Cleveland Clinic pairs with Oscar to enter individual insurance business
Despite widespread instability in the individual insurance market, the Cleveland Clinic is betting that a narrow network plan focused on keeping patients out of the hospital is just what the doctor ordered.
The Ohio-based health system last week unveiled plans for a joint venture with New York-based startup Oscar Health. Cleveland Clinic/Oscar Health will offer individuals coverage on and off the Affordable Care Act’s exchanges at a time when most insurers are jumping ship because of financial losses and uncertainty as they wait for the Trump administration and Republican-controlled Congress to make regulatory decisions. One of Oscar’s founders, Joshua Kushner, is the younger brother of Jared and brother-inlaw of Ivanka Trump.
“If you put a product out in the market that is less like traditional health insurance and sick-care oriented and much more a consumer product that people want to engage with, that they like to tell their friends and family about, that pays them a dollar a day to walk steps and things like that, you are going to attract . . . plenty of 25- and 35-year-olds who just want to have good healthcare,” Oscar CEO Mario Schlosser said.
The plan will launch in 2018 in five northeast Ohio counties. The clinic will handle care delivery, and Oscar will provide the sophisticated tech platform and insurance operations expertise. The goal is to improve outcomes and keep costs down by putting patients at the center of highly coordinated care, the companies said.
Each plan member will be paired with a Cleveland Clinic care team, including a primary-care doctor, physician assistants and other clinicians, as well as an Oscar concierge team made up of a nurse and three care guides to help the patient navigate the healthcare system.
“Think about the basic insurance company’s member experience. The only time a member deals with the insurance company is when the insurance company doesn’t want to pay a claim,” said Joel Klein, Oscar’s chief policy and strategy officer. “There’s nothing like this (plan) that’s comparable.”
Cleveland Clinic has been flirting with entering the insurance business for years. The 50-50 joint venture takes some of the risk from the system because the companies will equally share in the losses and profits. Oscar Health, which has struggled with financial losses in the past few years, gets to align itself with a renowned system that it hopes will attract enrollment. Oscar now covers about 105,000 people, and expects a few thousand to enroll in Ohio in the first year.
The challenges of entering the individual insurance market aren’t lost on the companies, which began discussing a joint venture in February 2016. Many insurers have jumped ship because of heavy financial losses and an unclear regulatory picture for the market’s future. Health insurers have been filing rates in the past few weeks without knowing, for example, whether the Trump administration will fund crucial cost-sharing subsidies that help low-income Americans afford exchange coverage.
Oscar has struggled with losses despite raising millions in venture capital. This year, it sold coverage on exchanges in California, New York and Texas. It lost more than $200 million on plans in 2016 and $120 million in 2015. Oscar previously pulled out of exchanges in Dallas and New Jersey, and recently filed requests with New York regulators to raise its individual rates in the state by 11% on average.

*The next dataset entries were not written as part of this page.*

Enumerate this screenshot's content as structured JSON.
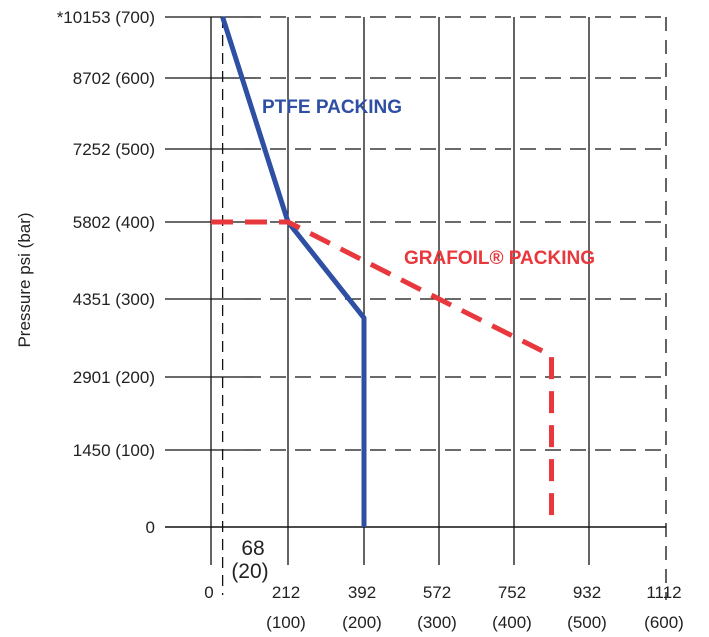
{
  "chart_data": {
    "type": "line",
    "title": "",
    "xlabel": "",
    "ylabel": "Pressure psi (bar)",
    "xlim": [
      0,
      1112
    ],
    "ylim": [
      0,
      10153
    ],
    "x_ticks": [
      {
        "value": 0,
        "label": "0",
        "sub": ""
      },
      {
        "value": 212,
        "label": "212",
        "sub": "(100)"
      },
      {
        "value": 392,
        "label": "392",
        "sub": "(200)"
      },
      {
        "value": 572,
        "label": "572",
        "sub": "(300)"
      },
      {
        "value": 752,
        "label": "752",
        "sub": "(400)"
      },
      {
        "value": 932,
        "label": "932",
        "sub": "(500)"
      },
      {
        "value": 1112,
        "label": "1112",
        "sub": "(600)"
      }
    ],
    "y_ticks": [
      {
        "value": 0,
        "label": "0"
      },
      {
        "value": 1450,
        "label": "1450 (100)"
      },
      {
        "value": 2901,
        "label": "2901 (200)"
      },
      {
        "value": 4351,
        "label": "4351 (300)"
      },
      {
        "value": 5802,
        "label": "5802 (400)"
      },
      {
        "value": 7252,
        "label": "7252 (500)"
      },
      {
        "value": 8702,
        "label": "8702 (600)"
      },
      {
        "value": 10153,
        "label": "*10153 (700)"
      }
    ],
    "series": [
      {
        "name": "PTFE PACKING",
        "color": "#2e4fa3",
        "style": "solid",
        "x": [
          32,
          212,
          392,
          392
        ],
        "y": [
          10153,
          5802,
          4000,
          0
        ]
      },
      {
        "name": "GRAFOIL® PACKING",
        "color": "#e8383d",
        "style": "dashed",
        "x": [
          0,
          212,
          572,
          842,
          842
        ],
        "y": [
          5802,
          5802,
          4351,
          3300,
          0
        ]
      }
    ],
    "annotations": [
      {
        "text": "68",
        "x": 68
      },
      {
        "text": "(20)",
        "x": 68
      }
    ]
  }
}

Cleveland Clinic Chief Financial Officer Steven Glass acknowledged those losses, saying the health system analyzed Oscar to figure out its challenges and helped come up with a plan that both think would be successful in the Ohio individual market.
Cleveland became interested in Oscar’s focus on technology and user engagement back in 2012, when the startup launched. Cleveland Clinic later invested in Oscar in 2014.
“We’re not offering a conventional insurance product,” Klein said. “We’re offering something very different, something that the market and consumers have not seen, and we think that’s compellingly attractive to people.”
The 50-50 joint venture takes some of the risk from the health system because the companies will equally share in the losses and profits.